I was getting an error message on a single physical Windows 7 machine, which was a brand new install of Windows 7 with Office 2010 SP1. Outlook is connecting to Exchange 2010 SP2 which hosts all mailboxes for the company. I was getting this error on the first Outlook setup screen where I enter, name, email address and password: (An encrypted connection to your mail server is not available. Click next to attempt using an unencrypted connection) This error was happening the first time I configured Outlook 2010, right after installation. The Windows 7 machine is not on the domain. However, when I did exactly the same thing to test on a VMware virtual copy of Windows 7 which also wasn’t connected to the domain and running on top of the exact same physical machine using Office 2010 SP1 with the same user/mailbox etc, it worked perfectly.
There’s about 200 users in the company and no other users have a problem like this. Problem is happening only on this one machine which I formatted and rebuilt completely with a fresh copy of Windows 7 and Office 2010. One of the reasons why I rebuilt this machine was because I was getting this issue before with Outlook. When I hit CTRL and right clicked on the Outlook icon, then ran the Test E-mail AutoConfiguration, I was getting the error message (srv record lookup for http://autodiscover.<company>.com/au…todiscover.xml Failed (0x80072EE2)). When I tested using https://www.testexchangeconnectivity.com/ with the same mailbox account, it worked perfectly.

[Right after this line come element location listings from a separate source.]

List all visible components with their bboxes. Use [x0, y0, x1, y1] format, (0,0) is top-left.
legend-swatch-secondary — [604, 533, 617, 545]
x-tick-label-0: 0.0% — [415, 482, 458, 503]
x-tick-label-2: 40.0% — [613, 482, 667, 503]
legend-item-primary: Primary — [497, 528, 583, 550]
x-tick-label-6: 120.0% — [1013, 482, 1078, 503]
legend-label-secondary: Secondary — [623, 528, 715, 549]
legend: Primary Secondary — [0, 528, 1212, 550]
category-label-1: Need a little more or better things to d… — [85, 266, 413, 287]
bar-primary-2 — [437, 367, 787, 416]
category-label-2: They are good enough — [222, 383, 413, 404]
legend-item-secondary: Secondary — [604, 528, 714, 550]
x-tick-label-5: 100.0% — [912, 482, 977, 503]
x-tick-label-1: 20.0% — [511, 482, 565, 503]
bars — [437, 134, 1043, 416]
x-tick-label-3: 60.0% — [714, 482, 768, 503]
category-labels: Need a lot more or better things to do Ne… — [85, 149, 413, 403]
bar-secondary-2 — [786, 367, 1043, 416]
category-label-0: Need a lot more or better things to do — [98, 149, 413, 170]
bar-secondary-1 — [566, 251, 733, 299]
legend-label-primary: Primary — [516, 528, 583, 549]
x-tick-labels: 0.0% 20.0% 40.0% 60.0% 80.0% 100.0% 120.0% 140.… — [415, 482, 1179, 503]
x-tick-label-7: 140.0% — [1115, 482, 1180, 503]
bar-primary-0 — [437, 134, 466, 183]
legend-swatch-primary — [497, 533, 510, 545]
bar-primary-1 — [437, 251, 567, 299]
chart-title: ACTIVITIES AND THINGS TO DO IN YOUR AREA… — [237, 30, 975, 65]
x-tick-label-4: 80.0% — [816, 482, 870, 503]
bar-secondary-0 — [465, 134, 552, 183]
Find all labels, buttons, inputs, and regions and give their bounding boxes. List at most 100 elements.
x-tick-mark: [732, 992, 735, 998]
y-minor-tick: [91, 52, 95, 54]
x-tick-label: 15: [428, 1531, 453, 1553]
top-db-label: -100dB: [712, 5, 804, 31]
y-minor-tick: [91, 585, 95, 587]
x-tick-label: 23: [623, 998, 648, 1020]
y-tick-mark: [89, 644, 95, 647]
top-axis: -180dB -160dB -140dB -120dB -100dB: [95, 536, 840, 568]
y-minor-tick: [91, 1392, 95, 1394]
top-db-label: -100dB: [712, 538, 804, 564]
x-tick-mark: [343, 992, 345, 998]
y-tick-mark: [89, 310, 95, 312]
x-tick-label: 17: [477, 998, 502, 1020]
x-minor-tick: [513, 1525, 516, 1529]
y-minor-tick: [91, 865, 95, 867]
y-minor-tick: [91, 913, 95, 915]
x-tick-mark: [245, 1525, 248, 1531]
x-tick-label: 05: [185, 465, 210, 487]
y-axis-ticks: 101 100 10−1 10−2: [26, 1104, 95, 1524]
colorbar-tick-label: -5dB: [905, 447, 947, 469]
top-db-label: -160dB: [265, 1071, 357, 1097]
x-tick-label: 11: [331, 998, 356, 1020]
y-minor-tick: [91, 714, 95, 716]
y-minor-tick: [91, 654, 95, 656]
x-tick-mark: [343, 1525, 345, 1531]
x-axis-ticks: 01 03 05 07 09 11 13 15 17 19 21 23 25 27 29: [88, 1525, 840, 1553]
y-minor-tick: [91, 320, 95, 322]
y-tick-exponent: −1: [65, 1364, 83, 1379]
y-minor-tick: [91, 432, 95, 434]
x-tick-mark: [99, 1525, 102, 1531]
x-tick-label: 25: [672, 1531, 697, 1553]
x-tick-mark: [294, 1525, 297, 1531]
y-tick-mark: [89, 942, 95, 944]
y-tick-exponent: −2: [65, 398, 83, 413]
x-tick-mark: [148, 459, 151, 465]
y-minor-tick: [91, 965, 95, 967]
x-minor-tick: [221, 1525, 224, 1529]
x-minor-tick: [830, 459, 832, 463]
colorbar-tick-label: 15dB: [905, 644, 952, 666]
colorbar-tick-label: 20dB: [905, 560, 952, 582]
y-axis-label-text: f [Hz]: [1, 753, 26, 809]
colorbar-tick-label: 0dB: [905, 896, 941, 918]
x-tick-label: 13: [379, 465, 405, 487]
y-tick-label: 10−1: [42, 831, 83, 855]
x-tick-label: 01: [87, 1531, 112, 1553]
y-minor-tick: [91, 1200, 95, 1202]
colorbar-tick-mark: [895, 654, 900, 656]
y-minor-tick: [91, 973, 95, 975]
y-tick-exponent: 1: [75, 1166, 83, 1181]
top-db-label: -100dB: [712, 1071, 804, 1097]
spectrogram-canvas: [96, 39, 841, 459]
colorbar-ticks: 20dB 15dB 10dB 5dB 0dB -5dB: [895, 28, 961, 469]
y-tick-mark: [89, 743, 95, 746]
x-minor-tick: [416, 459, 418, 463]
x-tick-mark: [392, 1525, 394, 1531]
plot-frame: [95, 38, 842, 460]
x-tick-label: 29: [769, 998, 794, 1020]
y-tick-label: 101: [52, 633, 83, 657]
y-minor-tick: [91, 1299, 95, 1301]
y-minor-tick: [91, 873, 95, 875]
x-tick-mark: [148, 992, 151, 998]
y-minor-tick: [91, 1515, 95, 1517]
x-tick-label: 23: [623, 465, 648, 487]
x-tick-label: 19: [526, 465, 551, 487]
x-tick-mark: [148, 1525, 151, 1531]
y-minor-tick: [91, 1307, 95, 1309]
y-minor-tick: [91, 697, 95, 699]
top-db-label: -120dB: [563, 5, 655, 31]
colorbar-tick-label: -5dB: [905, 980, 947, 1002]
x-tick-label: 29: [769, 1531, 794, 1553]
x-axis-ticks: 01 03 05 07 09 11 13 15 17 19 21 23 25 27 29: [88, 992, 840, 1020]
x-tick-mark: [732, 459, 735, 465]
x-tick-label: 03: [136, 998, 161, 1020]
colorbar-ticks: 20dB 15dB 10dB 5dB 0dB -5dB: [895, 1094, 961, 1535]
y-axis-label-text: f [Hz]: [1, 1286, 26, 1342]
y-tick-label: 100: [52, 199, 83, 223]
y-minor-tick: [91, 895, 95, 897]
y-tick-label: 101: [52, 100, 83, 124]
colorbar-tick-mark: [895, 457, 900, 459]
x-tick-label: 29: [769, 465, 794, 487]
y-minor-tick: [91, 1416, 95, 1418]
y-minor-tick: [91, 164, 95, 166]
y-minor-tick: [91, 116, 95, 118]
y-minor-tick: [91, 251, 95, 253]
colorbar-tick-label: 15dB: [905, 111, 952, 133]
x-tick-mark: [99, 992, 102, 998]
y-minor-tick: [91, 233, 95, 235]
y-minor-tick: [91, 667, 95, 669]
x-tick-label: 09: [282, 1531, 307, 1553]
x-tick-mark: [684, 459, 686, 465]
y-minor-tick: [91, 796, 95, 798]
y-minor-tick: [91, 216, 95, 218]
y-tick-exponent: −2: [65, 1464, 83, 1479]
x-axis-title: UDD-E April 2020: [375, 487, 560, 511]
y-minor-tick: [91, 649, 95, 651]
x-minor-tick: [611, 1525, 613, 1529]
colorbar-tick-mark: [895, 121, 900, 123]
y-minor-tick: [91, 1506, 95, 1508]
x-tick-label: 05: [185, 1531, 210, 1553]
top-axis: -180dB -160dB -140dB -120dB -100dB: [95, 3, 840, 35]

Outlook 2010 SP1 couldn’t add the users mailbox for the company by using AutoDiscover.
What was happening?
Outlook 2010 has the ability to add multiple Exchange accounts to the one Outlook profile. There was an already existing exchange account hosted with Exchange Online which was setup in Outlook 2010 by using the Microsoft Online Services Sign In client. This client automatically configures Outlook for Exchange Online use, as AutoDiscover doesn’t really exist for Exchange Online mailboxes due to a non-existent SSL certificate with the name autodiscover.<mydomain>.com. During configuration of Outlook, the Microsoft Online Services Sign In client configures other settings, one of which manages to break adding a second exchange account using AutoDiscover. The single key that was the culprit is HKEY_CURRENT_USER\Software\Microsoft\Office\14.0\Outlook\AutoDiscover\ExcludeHttpsAutodiscoverDomain This was set to a value of 1. I simply deleted this key after backing up the registry and all of a sudden Outlook allowed me to add a second Exchange account using AutoDiscover. There’s an article online which documents these changes by the Microsoft Online Services Sign In client and gives instructions to Revert Autodiscover Changes for Exchange Online
I don’t know what exactly the key ExcludeHttpsAutodiscoverDomain does, and if it is really required for Exchange Online? But it seems at this point in time, it was a hack and not a glorified fix that solved the problem. So if anyone knows a better solution to happily have an Exchange Online mailbox and a company Exchange mailbox in the same Outlook 2010 profile, please let me know.